Convinto pertanto di dover testimoniare l’amore di Dio a chi soffre, insieme a don José Luis García e a un gruppo di laici e giovani, ha dato vita ad un gruppo di persone in prima linea per aiutare e accompagnare centinaia di famiglie. Protetti da guanti, visiere e mascherine, consegnavano kit alimentari ai settori più poveri serviti dalla missione salesiana: Nuevo Pilo, Venezuela, Voluntad de Dios, El Bosque, Alcides Pesántez e Rayito de Luz. In 20 giorni hanno visitato questi quartieri dove hanno distribuito prima 500 kit di cibo e poi altri 1.000, che hanno raggiunto in seguito la comunità.

“Arrivavo, bussavo alla porta, parlavo con loro e conoscevo la loro situazione, prima di dar loro il cibo. Non potete immaginare l’eccitazione che avevano, alcuni hanno persino ballato per la gioia perché non avevano più niente da mangiare. Ma non ho solo dato loro qualcosa da portare a tavola, ho anche condiviso una parola di incoraggiamento perché non perdessero la speranza in giorni migliori”, racconta il salesiano.

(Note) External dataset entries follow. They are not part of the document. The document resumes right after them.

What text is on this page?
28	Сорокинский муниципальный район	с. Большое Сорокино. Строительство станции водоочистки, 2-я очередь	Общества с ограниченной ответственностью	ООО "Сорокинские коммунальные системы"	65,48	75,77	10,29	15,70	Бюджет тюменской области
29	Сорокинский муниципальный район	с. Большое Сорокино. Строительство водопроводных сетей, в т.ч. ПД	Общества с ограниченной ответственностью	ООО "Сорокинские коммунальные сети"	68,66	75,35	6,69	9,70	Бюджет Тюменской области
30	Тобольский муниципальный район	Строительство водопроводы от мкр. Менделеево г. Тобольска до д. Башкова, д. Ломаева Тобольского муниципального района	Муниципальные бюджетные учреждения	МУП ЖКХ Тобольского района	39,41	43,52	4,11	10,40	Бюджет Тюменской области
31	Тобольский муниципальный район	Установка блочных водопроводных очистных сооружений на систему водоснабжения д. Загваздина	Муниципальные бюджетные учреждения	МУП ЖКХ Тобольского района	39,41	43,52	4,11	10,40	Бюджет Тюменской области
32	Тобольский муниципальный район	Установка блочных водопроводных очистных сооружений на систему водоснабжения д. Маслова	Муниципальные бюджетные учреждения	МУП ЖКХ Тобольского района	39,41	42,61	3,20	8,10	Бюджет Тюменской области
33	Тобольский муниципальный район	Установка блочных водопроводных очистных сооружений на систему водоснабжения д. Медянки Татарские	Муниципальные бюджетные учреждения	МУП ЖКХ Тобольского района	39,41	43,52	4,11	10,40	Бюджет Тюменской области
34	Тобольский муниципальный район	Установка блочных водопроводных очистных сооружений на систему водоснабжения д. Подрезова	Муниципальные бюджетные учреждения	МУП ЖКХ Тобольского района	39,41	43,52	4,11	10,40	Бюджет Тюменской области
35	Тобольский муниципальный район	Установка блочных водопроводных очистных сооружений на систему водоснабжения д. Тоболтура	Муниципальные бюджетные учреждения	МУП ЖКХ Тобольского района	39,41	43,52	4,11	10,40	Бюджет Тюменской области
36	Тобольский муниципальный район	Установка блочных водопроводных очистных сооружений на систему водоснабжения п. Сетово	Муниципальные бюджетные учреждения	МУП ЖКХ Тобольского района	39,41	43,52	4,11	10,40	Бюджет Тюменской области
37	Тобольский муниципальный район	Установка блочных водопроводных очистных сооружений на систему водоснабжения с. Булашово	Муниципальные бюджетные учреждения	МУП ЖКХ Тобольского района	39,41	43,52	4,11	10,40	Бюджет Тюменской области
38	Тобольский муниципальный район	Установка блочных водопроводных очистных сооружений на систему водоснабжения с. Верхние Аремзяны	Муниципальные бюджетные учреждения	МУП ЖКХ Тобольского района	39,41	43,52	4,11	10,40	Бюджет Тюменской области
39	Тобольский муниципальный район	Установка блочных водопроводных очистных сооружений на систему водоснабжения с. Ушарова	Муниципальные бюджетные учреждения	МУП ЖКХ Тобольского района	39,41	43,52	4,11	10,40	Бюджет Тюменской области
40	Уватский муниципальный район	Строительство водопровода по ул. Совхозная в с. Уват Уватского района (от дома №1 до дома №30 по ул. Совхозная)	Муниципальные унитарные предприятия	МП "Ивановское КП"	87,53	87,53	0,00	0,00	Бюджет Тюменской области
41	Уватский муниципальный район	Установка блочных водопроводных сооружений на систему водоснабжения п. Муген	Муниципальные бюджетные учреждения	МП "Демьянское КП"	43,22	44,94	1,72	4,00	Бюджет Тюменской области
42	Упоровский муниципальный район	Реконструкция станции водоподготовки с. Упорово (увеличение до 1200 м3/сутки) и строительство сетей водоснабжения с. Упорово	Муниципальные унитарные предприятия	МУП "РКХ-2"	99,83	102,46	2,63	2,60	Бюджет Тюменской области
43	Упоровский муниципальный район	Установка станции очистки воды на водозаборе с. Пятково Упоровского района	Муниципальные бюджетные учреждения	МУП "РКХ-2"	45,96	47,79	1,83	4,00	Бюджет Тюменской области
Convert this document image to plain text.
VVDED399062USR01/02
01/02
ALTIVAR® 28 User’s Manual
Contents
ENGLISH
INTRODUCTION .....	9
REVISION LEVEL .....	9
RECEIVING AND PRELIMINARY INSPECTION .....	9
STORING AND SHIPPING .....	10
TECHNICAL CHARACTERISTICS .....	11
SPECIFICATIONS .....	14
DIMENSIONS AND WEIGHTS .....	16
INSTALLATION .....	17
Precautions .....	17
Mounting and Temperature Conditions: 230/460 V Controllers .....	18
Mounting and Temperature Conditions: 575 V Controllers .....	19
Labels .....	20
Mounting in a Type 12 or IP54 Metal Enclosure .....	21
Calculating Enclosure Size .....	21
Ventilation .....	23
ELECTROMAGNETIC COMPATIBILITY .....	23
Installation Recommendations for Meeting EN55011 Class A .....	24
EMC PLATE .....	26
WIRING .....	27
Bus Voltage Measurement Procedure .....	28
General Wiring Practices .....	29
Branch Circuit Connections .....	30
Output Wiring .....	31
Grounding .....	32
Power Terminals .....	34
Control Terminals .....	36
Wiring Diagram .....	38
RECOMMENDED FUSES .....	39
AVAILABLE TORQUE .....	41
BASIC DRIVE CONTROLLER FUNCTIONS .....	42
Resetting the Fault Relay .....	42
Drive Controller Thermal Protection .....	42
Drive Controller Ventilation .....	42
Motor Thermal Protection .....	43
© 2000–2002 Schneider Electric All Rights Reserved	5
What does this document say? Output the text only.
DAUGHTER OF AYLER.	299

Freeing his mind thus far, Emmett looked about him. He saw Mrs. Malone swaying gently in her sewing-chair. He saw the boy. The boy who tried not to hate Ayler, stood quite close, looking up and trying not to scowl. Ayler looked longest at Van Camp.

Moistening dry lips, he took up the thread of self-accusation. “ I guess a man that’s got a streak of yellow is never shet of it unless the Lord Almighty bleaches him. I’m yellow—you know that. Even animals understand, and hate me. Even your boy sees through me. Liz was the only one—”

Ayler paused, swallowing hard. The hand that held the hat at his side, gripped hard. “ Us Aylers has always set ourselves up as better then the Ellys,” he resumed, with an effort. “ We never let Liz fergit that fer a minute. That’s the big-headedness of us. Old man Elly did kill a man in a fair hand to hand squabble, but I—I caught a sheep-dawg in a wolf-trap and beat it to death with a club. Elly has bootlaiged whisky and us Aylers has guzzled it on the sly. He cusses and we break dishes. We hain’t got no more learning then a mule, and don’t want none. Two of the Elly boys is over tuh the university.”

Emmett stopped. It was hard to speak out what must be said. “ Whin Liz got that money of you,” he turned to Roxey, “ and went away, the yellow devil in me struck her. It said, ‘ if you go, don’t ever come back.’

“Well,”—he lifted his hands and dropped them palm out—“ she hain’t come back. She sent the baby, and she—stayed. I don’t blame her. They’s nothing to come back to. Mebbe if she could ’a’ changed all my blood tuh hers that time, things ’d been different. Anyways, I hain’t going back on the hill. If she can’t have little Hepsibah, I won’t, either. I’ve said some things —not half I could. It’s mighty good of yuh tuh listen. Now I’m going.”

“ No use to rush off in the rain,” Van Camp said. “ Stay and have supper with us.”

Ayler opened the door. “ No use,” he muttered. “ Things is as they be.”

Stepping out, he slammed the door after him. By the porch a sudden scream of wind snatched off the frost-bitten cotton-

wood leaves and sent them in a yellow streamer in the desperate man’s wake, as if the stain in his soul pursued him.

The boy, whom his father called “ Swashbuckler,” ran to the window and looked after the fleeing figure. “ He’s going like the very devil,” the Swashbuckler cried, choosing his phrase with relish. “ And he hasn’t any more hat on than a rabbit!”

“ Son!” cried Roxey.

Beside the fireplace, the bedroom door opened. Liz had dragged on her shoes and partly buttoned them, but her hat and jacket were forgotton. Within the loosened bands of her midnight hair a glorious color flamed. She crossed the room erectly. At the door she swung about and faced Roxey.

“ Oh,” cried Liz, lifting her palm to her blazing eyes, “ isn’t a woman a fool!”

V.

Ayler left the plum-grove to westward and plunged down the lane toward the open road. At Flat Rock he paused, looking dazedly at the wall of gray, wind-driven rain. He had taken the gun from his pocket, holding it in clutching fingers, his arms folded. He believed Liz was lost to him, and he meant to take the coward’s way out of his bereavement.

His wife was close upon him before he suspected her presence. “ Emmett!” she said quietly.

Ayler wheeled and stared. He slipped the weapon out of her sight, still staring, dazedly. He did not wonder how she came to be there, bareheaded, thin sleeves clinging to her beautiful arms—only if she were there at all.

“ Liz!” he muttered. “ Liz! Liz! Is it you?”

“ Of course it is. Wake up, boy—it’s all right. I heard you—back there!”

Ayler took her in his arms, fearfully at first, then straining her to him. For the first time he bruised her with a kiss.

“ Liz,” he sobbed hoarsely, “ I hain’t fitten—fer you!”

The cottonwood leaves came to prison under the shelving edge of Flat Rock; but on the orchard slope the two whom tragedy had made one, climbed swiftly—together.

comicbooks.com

Poi è arrivato anche l’aiuto di “Misión Don Bosco” ed è uscito di nuovo per consegnare dei ticket da 60 dollari, in modo che le famiglie potessero comprare il cibo nei supermercati. Sono stati distribuiti oltre 600 ticket e questo aiuto continua ancora oggi, attraverso la campagna “Por el pan de cada día” (Per il pane quotidiano).

Durante questo servizio ha incontrato situazioni davvero difficili, come quella volta che ha bussato ad una casa dove tutti e quattro i componenti della famiglia erano disabili e non potevano muoversi da soli. Così è andato al supermercato, ha fatto la spesa per loro e ha distribuito personalmente le buste di cibo con i generi di prima necessità.

Attraverso la sua mediazione è stata anche diffusa una donazione di 27.000 litri di latte da parte di un’azienda della città, con la parrocchia salesiana che ha fatto da centro di raccolta.

Nonostante sia in contatto permanente con diverse persone, don Sánchez non ha contratto il virus. Ha fatto tre volte il test, sempre negativo. E chi ringrazia per questa protezione? Beh, lui non esita a dire che è stato il mantello protettivo di Maria Ausiliatrice a salvaguardarlo, e infatti ha posto una sua immagine sulla porta d’ingresso della comunità.

Don Sánchez ritiene che la sfida principale dei tempi attuali sia quella di continuare a stare con la gente, di continuare ad essere una luce per chi ha perso la speranza, di essere una presenza animatrice come comunità salesiane.

E considera questa situazione una tappa che gli ha permesso di rafforzare la sua vocazione di servizio e di ringraziare Dio per il dono della vita e l’opportunità di continuare a dimostrare il suo amore per i bisognosi.